Un sonido gutural vibró en su garganta y Daniel se agitó en el asiento para aliviar la creciente molestia que le producían los pantalones. ¡Maldita sea, justo lo que necesitaba! Otro dolor pulsante.

– Aquí tiene, milor.

La voz masculina y familiar que oyó justo a su lado sobresaltó a Daniel despertándolo de su fantasía erótica. Samuel, impecable en su librea de lacayo, dejó un vaso largo frente a Daniel, encima de la mesa de caoba.

– Nada peor que la mañana siguiente después d'una noche bebiendo ginebra de mala calidad.

Daniel lanzó una mirada recelosa al brebaje de color marrón que le había traído su criado.

– Era coñac, no ginebra.

– Sea cual sea la bazofia que tomara, esto l'hará sentirse bien otra vez.

Daniel frunció el ceño mientras dirigía su mirada al fornido muchacho.

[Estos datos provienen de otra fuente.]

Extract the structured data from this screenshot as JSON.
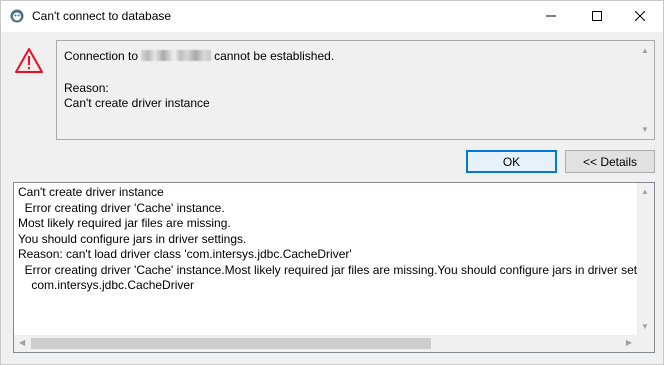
{
  "window": {
    "title": "Can't connect to database"
  },
  "message": {
    "line1_prefix": "Connection to",
    "line1_suffix": "cannot be established.",
    "reason_label": "Reason:",
    "reason_text": "Can't create driver instance"
  },
  "buttons": {
    "ok_label": "OK",
    "details_label": "<< Details"
  },
  "details": {
    "text": "Can't create driver instance\n  Error creating driver 'Cache' instance.\nMost likely required jar files are missing.\nYou should configure jars in driver settings.\nReason: can't load driver class 'com.intersys.jdbc.CacheDriver'\n  Error creating driver 'Cache' instance.Most likely required jar files are missing.You should configure jars in driver settings.\n    com.intersys.jdbc.CacheDriver"
  },
  "icons": {
    "app": "dbeaver-app-icon",
    "warning": "warning-triangle-icon",
    "minimize": "minimize-icon",
    "maximize": "maximize-icon",
    "close": "close-icon"
  },
  "colors": {
    "warning_red": "#e81123",
    "focus_blue": "#0078d7"
  }
}
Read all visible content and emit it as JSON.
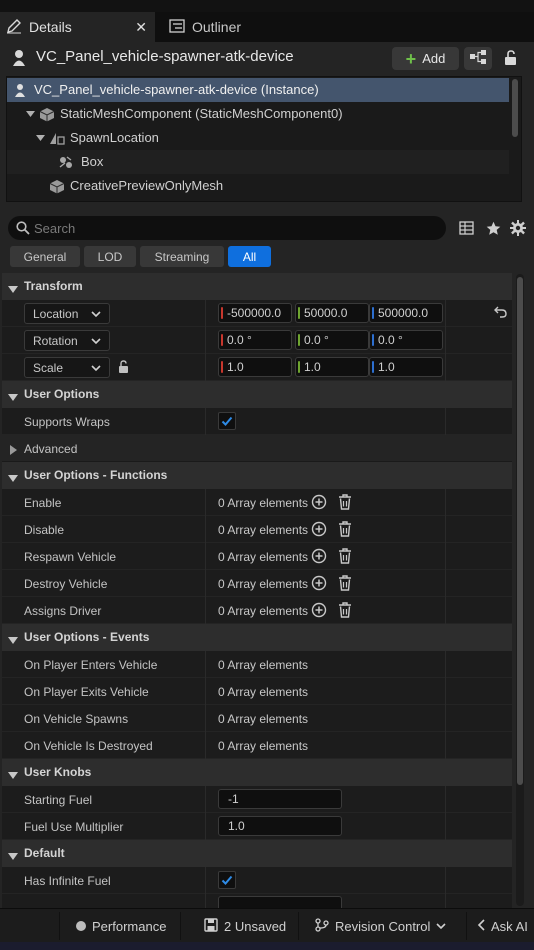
{
  "tabs": [
    {
      "label": "Details",
      "active": true,
      "icon": "pencil-icon"
    },
    {
      "label": "Outliner",
      "active": false,
      "icon": "list-icon"
    }
  ],
  "header": {
    "actor_name": "VC_Panel_vehicle-spawner-atk-device",
    "add_label": "Add"
  },
  "tree": [
    {
      "label": "VC_Panel_vehicle-spawner-atk-device (Instance)"
    },
    {
      "label": "StaticMeshComponent (StaticMeshComponent0)"
    },
    {
      "label": "SpawnLocation"
    },
    {
      "label": "Box"
    },
    {
      "label": "CreativePreviewOnlyMesh"
    }
  ],
  "search": {
    "placeholder": "Search"
  },
  "filters": [
    {
      "label": "General",
      "active": false
    },
    {
      "label": "LOD",
      "active": false
    },
    {
      "label": "Streaming",
      "active": false
    },
    {
      "label": "All",
      "active": true
    }
  ],
  "transform": {
    "title": "Transform",
    "location": {
      "label": "Location",
      "x": "-500000.0",
      "y": "50000.0",
      "z": "500000.0"
    },
    "rotation": {
      "label": "Rotation",
      "x": "0.0 °",
      "y": "0.0 °",
      "z": "0.0 °"
    },
    "scale": {
      "label": "Scale",
      "x": "1.0",
      "y": "1.0",
      "z": "1.0"
    }
  },
  "user_options": {
    "title": "User Options",
    "supports_wraps_label": "Supports Wraps",
    "supports_wraps": true,
    "advanced_label": "Advanced"
  },
  "functions": {
    "title": "User Options - Functions",
    "rows": [
      {
        "label": "Enable",
        "value": "0 Array elements"
      },
      {
        "label": "Disable",
        "value": "0 Array elements"
      },
      {
        "label": "Respawn Vehicle",
        "value": "0 Array elements"
      },
      {
        "label": "Destroy Vehicle",
        "value": "0 Array elements"
      },
      {
        "label": "Assigns Driver",
        "value": "0 Array elements"
      }
    ]
  },
  "events": {
    "title": "User Options - Events",
    "rows": [
      {
        "label": "On Player Enters Vehicle",
        "value": "0 Array elements"
      },
      {
        "label": "On Player Exits Vehicle",
        "value": "0 Array elements"
      },
      {
        "label": "On Vehicle Spawns",
        "value": "0 Array elements"
      },
      {
        "label": "On Vehicle Is Destroyed",
        "value": "0 Array elements"
      }
    ]
  },
  "knobs": {
    "title": "User Knobs",
    "starting_fuel_label": "Starting Fuel",
    "starting_fuel": "-1",
    "fuel_use_label": "Fuel Use Multiplier",
    "fuel_use": "1.0"
  },
  "default": {
    "title": "Default",
    "infinite_fuel_label": "Has Infinite Fuel",
    "infinite_fuel": true
  },
  "statusbar": {
    "performance": "Performance",
    "unsaved": "2 Unsaved",
    "revision": "Revision Control",
    "ask_ai": "Ask AI"
  },
  "colors": {
    "accent": "#0f6fde",
    "axis_x": "#c8372d",
    "axis_y": "#6fa530",
    "axis_z": "#2d6fd0",
    "add_green": "#6fc04a"
  }
}
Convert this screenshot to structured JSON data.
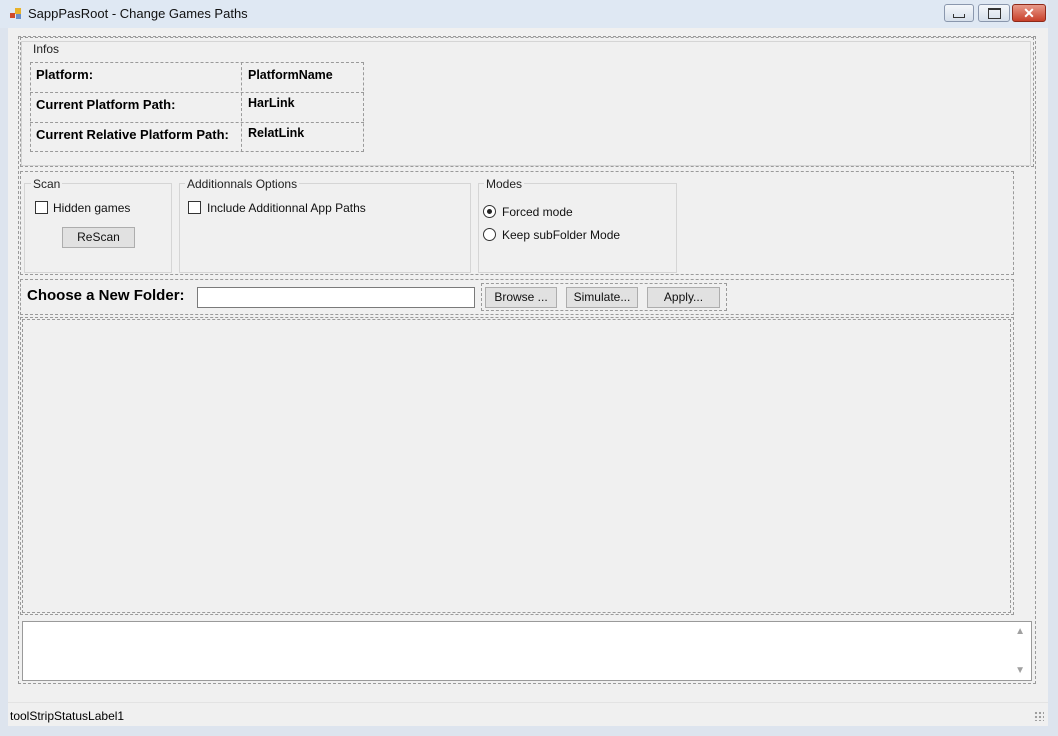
{
  "window": {
    "title": "SappPasRoot - Change Games Paths",
    "close_glyph": "✕"
  },
  "infos": {
    "legend": "Infos",
    "rows": [
      {
        "label": "Platform:",
        "value": "PlatformName"
      },
      {
        "label": "Current Platform Path:",
        "value": "HarLink"
      },
      {
        "label": "Current Relative Platform Path:",
        "value": "RelatLink"
      }
    ]
  },
  "scan": {
    "legend": "Scan",
    "hidden_games_label": "Hidden games",
    "hidden_games_checked": false,
    "rescan_label": "ReScan"
  },
  "additional": {
    "legend": "Additionnals Options",
    "include_label": "Include Additionnal App Paths",
    "include_checked": false
  },
  "modes": {
    "legend": "Modes",
    "options": [
      {
        "label": "Forced mode",
        "selected": true
      },
      {
        "label": "Keep subFolder Mode",
        "selected": false
      }
    ]
  },
  "folder": {
    "label": "Choose a New Folder:",
    "value": "",
    "browse_label": "Browse ...",
    "simulate_label": "Simulate...",
    "apply_label": "Apply..."
  },
  "log": {
    "text": ""
  },
  "status": {
    "label": "toolStripStatusLabel1"
  },
  "icons": [
    "app-icon",
    "minimize-icon",
    "maximize-icon",
    "close-icon",
    "scroll-up-icon",
    "scroll-down-icon",
    "size-grip-icon"
  ]
}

– No se puede decir que fuera una bazofia. De hecho, tenía más de cien años.

– Pos le ha dado dolor de cabeza -declaró Samuel con su habitual rotundidad, que solía irritar a Daniel. Entonces señaló el vaso con su mano enguantada-. ¡Beba! -ordenó, como si él fuera el dueño de la casa y Daniel, el criado-. Cuanto antes l'haga, antes se sentirá mejor y antes recuperará el color, pos tié un color horrible, milor. -Al ver la mueca de Daniel, Samuel añadió con prontitud-: Perdone que se lo diga.

¡Maldita sea, tenía que hacer algo urgentemente con la costumbre de Samuel de hablar sin medir sus palabras!

– Sí, haces bien pidiéndome perdón -gruñó Daniel-. Eres demasiado impertinente para tu propio bien.

– Decir la verdad no es ser impertinente -replicó Samuel con una expresión y un tono de voz totalmente serios-. Le prometí que nunca le mentiría y no l'haré. Usté siempre conseguirá de mí la cruda verdad, milor.

– Gracias, aunque creo que tenemos que trabajar para conseguir que sea un poco menos cruda. -Volvió a lanzar al vaso una mirada titubeante-. ¿Qué es eso?

– Una receta c'aprendí del camarero del Cerdo Sacrificado, un pub en Leeds. El camarero se llamaba Weevil. Yo solía llamarlo Endemoniado Weevil.

– Estupendo, pero hace ya tiempo que adopté la regla de no tomar bebidas inspiradas en personas a quienes llaman «endemoniadas».

– ¡Oh, Endemoniado Weevil sabía muy bien lo que s'hacía, milor! -afirmó Samuel con el mismo tono serio de antes-. Bébase esto y dentro de veinte minutos s'alegrará d'haberlo hecho. Los muchachos del Cerdo Sacrificado le tenían una fe ciega.

– Bueno, con una recomendación como ésta, ¿cómo podría negarme? -murmuró Daniel.

Cogió el vaso y se encogió de hombros. ¿Por qué no? Era difícil que se sintiera peor. Bebió un sorbo y casi no pudo evitar escupirlo sobre la mesa.

– ¡Cielos! -consiguió afirmar con voz ronca mientras un escalofrío le recorría la espalda. La mirada que le lanzó a Samuel debería haberlo tumbado de espaldas-. ¡Nunca había probado nada tan repugnante!

– Nunca dije que tuviera buen sabor -contestó Samuel, odiosamente inmune a la mirada asesina de Daniel-. Trágueselo de golpe, milor.

Sin estar muy convencido de que la cura no fuera a matarlo, Daniel se bebió el contenido completo del vaso y volvió a dejarlo en la mesa con tanta fuerza que estuvo a punto de hacerlo añicos.